This is a genuinely interesting linguistic modeling problem. After reviewing the current data model, here are my thoughts.
The Core Problem
Each Lemma currently represents one concept anchored to an English label. "hat" and "cap" are two separate lemmas, each with one translation per language. But languages carve up semantic space differently:
English: "hat" (broad brim) vs "cap" (fitted, no brim) — distinct
Lithuanian: "skrybelė" (wide brim) vs "kepurė" (general headwear/cap) — different boundary
Chinese: "帽子" covers nearly all headwear generically
French: "chapeau" (hat, broad) vs "casquette" (baseball cap) — yet another split
The current model has no way to say "these two lemmas occupy overlapping semantic territory, and in language X they might collapse into one word."
Design Ideas
1. Synonym Clusters via Existing Relation Groups (Minimal Change)

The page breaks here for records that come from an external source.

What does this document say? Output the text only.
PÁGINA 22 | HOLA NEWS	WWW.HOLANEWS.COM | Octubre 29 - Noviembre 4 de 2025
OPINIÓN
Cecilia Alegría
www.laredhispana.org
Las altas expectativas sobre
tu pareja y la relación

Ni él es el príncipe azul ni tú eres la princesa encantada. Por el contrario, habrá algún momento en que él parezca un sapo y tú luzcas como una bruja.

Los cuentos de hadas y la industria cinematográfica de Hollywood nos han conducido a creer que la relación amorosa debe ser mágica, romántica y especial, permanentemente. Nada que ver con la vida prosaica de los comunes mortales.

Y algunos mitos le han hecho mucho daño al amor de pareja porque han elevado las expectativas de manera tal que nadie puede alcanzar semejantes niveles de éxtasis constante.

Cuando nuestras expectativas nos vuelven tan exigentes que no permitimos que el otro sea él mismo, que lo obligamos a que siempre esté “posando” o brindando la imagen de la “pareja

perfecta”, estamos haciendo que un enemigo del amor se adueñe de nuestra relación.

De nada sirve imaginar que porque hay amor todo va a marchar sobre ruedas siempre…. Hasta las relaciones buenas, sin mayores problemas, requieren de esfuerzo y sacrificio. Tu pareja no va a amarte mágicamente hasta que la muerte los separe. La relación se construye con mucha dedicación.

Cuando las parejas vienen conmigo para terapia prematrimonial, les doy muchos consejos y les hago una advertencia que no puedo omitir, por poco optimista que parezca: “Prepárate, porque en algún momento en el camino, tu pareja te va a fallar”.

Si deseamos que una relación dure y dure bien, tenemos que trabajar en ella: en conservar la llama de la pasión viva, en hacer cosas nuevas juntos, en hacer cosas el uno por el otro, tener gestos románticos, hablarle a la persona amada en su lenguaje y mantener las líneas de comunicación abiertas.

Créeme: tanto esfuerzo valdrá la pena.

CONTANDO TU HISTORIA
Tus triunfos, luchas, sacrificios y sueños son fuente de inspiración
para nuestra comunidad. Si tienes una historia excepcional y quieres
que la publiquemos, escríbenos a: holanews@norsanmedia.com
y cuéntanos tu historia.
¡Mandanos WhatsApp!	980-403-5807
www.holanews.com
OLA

Add a new relation_type = "synonym_cluster" to the existing LemmaRelationGroup / LemmaRelationMember system. Group "hat" and "cap" together under concept_label "headwear".
Pros: Almost no schema change. Reuses existing infrastructure and release format (lemma_relations/synonym_cluster/headwear.jsonl).
Cons: Too blunt. It says "these are related" but doesn't capture how — it doesn't tell the app what to do in Lithuanian vs Chinese. A cluster of 5 near-synonyms doesn't tell you which ones merge in which languages.
2. Per-Language Acceptable Alternatives on Translations
Add an alternatives field (JSON list) to LemmaTranslation. For "hat" in Chinese, the primary translation is "帽子", and for "cap" in Chinese, the primary translation is also "帽子" (or maybe "鸭舌帽"). The alternatives field would note that "帽子" is acceptable for both.
More concretely, a new table like:
TranslationAlternative:
lemma_id → FK to Lemma
language_code → str
alternative_text → str (the acceptable alternative translation)
source_lemma_id → FK to Lemma (which lemma "owns" this word natively)
notes → str (why it's acceptable)
So for "hat" (N09_X) in Chinese, you'd have: primary = "帽子", no alternatives needed (it's the generic). For "cap" (N09_Y) in Chinese, primary = "鸭舌帽", alternative = "帽子" (source: hat's lemma).
Pros: Directly solves the Trakaido use case — the app knows which answers to accept. Per-language granularity. Works well for quiz/testing scenarios.
Cons: Doesn't capture the why — it's a flat list of "also accept this." Maintenance burden grows combinatorially. Doesn't help with teaching (explaining the distinction to learners).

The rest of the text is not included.